Quelles sont les expériences qui ont le plus façonné votre leadership et les valeurs qui guident votre travail aujourd'hui ?
J'ai ensuite travaillé dans le secteur non marchand pendant quatre ans. J'ai réalisé que ce qui comptait le plus pour moi était l'impact. Je voulais voir le changement se produire. J'ai commencé à me demander si je pouvais apporter ce même état d'esprit au sein des entreprises plutôt qu'à l'extérieur.
J'ai fait une école de commerce en France pour apprendre le français parce que je voulais travailler en Afrique. J'ai été recruté par Nike et c'est là que j'ai vu comment les entreprises occidentales opéraient en Afrique et combien il était important que les décisions soient prises par des Africains.

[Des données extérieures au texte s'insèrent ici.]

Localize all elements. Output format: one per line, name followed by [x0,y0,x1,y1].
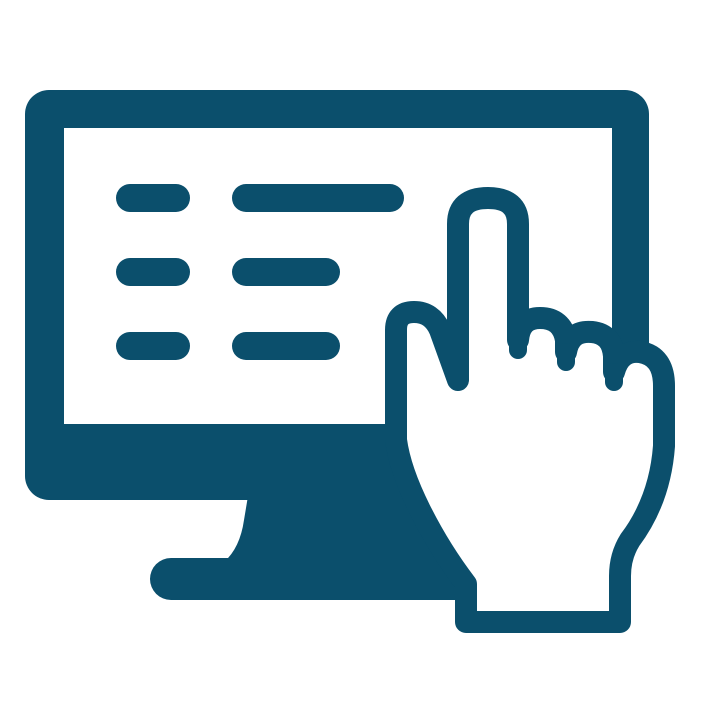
monitor-stand-base [150,558,480,600]
icon-canvas [0,0,701,701]
touch-screen-monitor-icon [25,90,675,633]
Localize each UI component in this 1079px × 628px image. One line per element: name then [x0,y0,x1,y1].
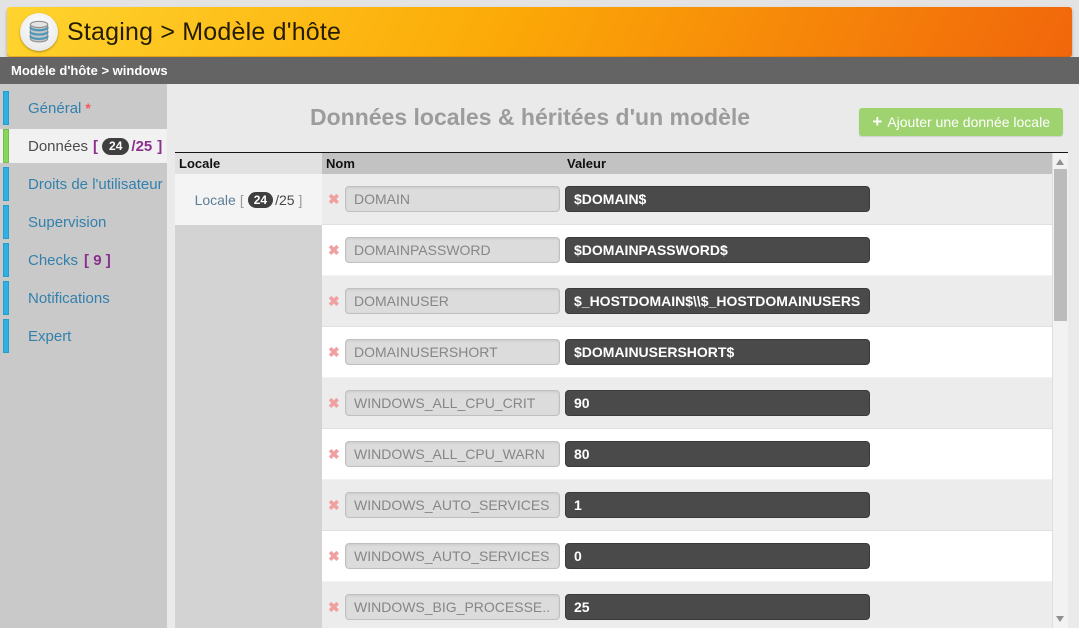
variables-table: Locale Nom Valeur Locale [ 24 /25 ] [175,152,1068,628]
delete-row-icon[interactable]: ✖ [328,394,340,412]
breadcrumb: Modèle d'hôte > windows [0,57,1079,84]
variable-name-input[interactable] [345,237,560,263]
table-header-row: Locale Nom Valeur [175,153,1052,174]
variable-name-input[interactable] [345,492,560,518]
breadcrumb-text: Modèle d'hôte > windows [0,63,168,78]
required-marker: * [85,100,90,116]
scroll-up-arrow-icon[interactable] [1056,159,1064,165]
delete-row-icon[interactable]: ✖ [328,343,340,361]
scrollbar-thumb[interactable] [1054,169,1067,321]
variable-name-input[interactable] [345,186,560,212]
sidebar-item-donnees[interactable]: Données [ 24 /25 ] [0,129,167,163]
vertical-scrollbar[interactable] [1052,153,1068,628]
table-row: ✖ [322,327,1052,378]
table-row: ✖ [322,174,1052,225]
sidebar-item-label: Notifications [28,290,110,307]
count-total: /25 [131,138,152,155]
add-local-data-button[interactable]: + Ajouter une donnée locale [859,108,1063,136]
count-bracket-close: ] [299,192,303,208]
host-template-page: { "header": { "title": "Staging > Modèle… [0,0,1079,628]
sidebar-item-supervision[interactable]: Supervision [0,205,167,239]
table-row: ✖ [322,480,1052,531]
checks-count: [ 9 ] [84,252,111,269]
variable-name-input[interactable] [345,390,560,416]
sidebar-item-droits-utilisateur[interactable]: Droits de l'utilisateur [0,167,167,201]
delete-row-icon[interactable]: ✖ [328,190,340,208]
rows-column: ✖ ✖ ✖ ✖ [322,174,1052,628]
count-total: /25 [275,192,294,208]
variable-value-input[interactable] [565,186,870,212]
variable-value-input[interactable] [565,543,870,569]
variable-value-input[interactable] [565,390,870,416]
sidebar-item-label: Données [28,138,88,155]
delete-row-icon[interactable]: ✖ [328,496,340,514]
tab-indicator-bar [3,167,9,201]
plus-icon: + [872,108,882,136]
column-header-valeur: Valeur [563,153,1052,174]
app-header: Staging > Modèle d'hôte [7,7,1072,57]
app-logo[interactable] [20,13,58,51]
sidebar-item-label: Général [28,100,81,117]
variable-value-input[interactable] [565,339,870,365]
count-bracket-open: [ [240,192,244,208]
sidebar-item-label: Expert [28,328,71,345]
delete-row-icon[interactable]: ✖ [328,547,340,565]
sidebar-item-label: Supervision [28,214,106,231]
variable-name-input[interactable] [345,594,560,620]
sidebar-item-general[interactable]: Général * [0,91,167,125]
locale-label: Locale [195,192,236,208]
count-badge: 24 [102,138,129,155]
variable-name-input[interactable] [345,543,560,569]
tab-indicator-bar [3,243,9,277]
table-row: ✖ [322,582,1052,628]
content-panel: Données locales & héritées d'un modèle +… [167,84,1079,628]
sidebar-item-notifications[interactable]: Notifications [0,281,167,315]
table-body: Locale [ 24 /25 ] ✖ ✖ [175,174,1052,628]
section-title: Données locales & héritées d'un modèle [310,104,750,131]
variable-name-input[interactable] [345,288,560,314]
database-icon [26,19,52,45]
table-row: ✖ [322,276,1052,327]
tab-indicator-bar [3,205,9,239]
locale-column: Locale [ 24 /25 ] [175,174,322,628]
scroll-down-arrow-icon[interactable] [1056,616,1064,622]
count-bracket-open: [ [93,138,98,155]
page-title: Staging > Modèle d'hôte [67,7,341,57]
variable-name-input[interactable] [345,339,560,365]
delete-row-icon[interactable]: ✖ [328,445,340,463]
variable-value-input[interactable] [565,288,870,314]
table-row: ✖ [322,429,1052,480]
delete-row-icon[interactable]: ✖ [328,241,340,259]
variable-value-input[interactable] [565,237,870,263]
sidebar-item-label: Droits de l'utilisateur [28,176,163,193]
table-row: ✖ [322,378,1052,429]
tab-indicator-bar [3,281,9,315]
variable-value-input[interactable] [565,492,870,518]
locale-group-cell: Locale [ 24 /25 ] [175,174,322,225]
sidebar-item-checks[interactable]: Checks [ 9 ] [0,243,167,277]
tab-indicator-bar [3,319,9,353]
delete-row-icon[interactable]: ✖ [328,598,340,616]
variable-value-input[interactable] [565,441,870,467]
main-layout: Général * Données [ 24 /25 ] Droits de l… [0,84,1079,628]
add-button-label: Ajouter une donnée locale [887,108,1050,136]
delete-row-icon[interactable]: ✖ [328,292,340,310]
sidebar: Général * Données [ 24 /25 ] Droits de l… [0,84,167,628]
table-row: ✖ [322,225,1052,276]
sidebar-item-label: Checks [28,252,78,269]
tab-indicator-bar [3,91,9,125]
table-row: ✖ [322,531,1052,582]
sidebar-item-expert[interactable]: Expert [0,319,167,353]
column-header-locale: Locale [175,153,322,174]
variable-value-input[interactable] [565,594,870,620]
count-bracket-close: ] [157,138,162,155]
column-header-nom: Nom [322,153,563,174]
tab-indicator-bar [3,129,9,163]
count-badge: 24 [248,192,273,208]
variable-name-input[interactable] [345,441,560,467]
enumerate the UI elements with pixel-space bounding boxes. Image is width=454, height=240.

Plus tard, j'ai rejoint Yahoo pour créer leur tout premier département des droits de l'homme. C'était le premier dans une entreprise technologique. Il s'agissait de comprendre comment la technologie et les droits de l'homme se croisaient et de s'assurer que les gouvernements n'utilisaient pas les plateformes numériques à mauvais escient.
J'ai quitté l'entreprise au bout de sept ans. À cette époque, j'ai eu des jumeaux. Lorsque j'ai eu un fils noir, j'ai su que je ne pourrais pas l'élever aux États-Unis. La violence à l'encontre des garçons noirs était trop importante. J'ai accepté un poste chez Facebook où je dirigeais la politique publique pour l'Afrique et j'ai déménagé ma famille à Londres.
Chez Facebook, je voulais faire de la politique différemment. Non pas pour aller dans les pays et leur dire à quoi devraient ressembler les cadres juridiques, mais pour m'engager honnêtement et collectivement avec les personnes concernées. J'ai constitué une équipe diversifiée en Afrique, au Moyen-Orient et en Turquie, en recrutant des personnes brillantes qui avaient souvent été négligées. Ce fut l'une des grandes joies de ma vie.
Au fil du temps, l'environnement est devenu plus difficile. J'essayais de créer des espaces sûrs pour les autres sans en avoir moi-même. J'ai quitté Facebook en 2021 et depuis lors, je me concentre sur la création d'espaces de joie, de sécurité et d'imagination radicale. J'ai soutenu des artistes et des activistes qui utilisent la culture pour dire la vérité au pouvoir.
J'ai également passé du temps à explorer le capital-risque et j'ai brièvement travaillé chez OpenAI, mais j'ai réalisé que les valeurs des grandes entreprises technologiques ne correspondaient plus du tout aux miennes. Je réfléchis maintenant profondément à ce que signifie la liberté, à la manière de la vivre et à la manière de la modéliser pour les autres.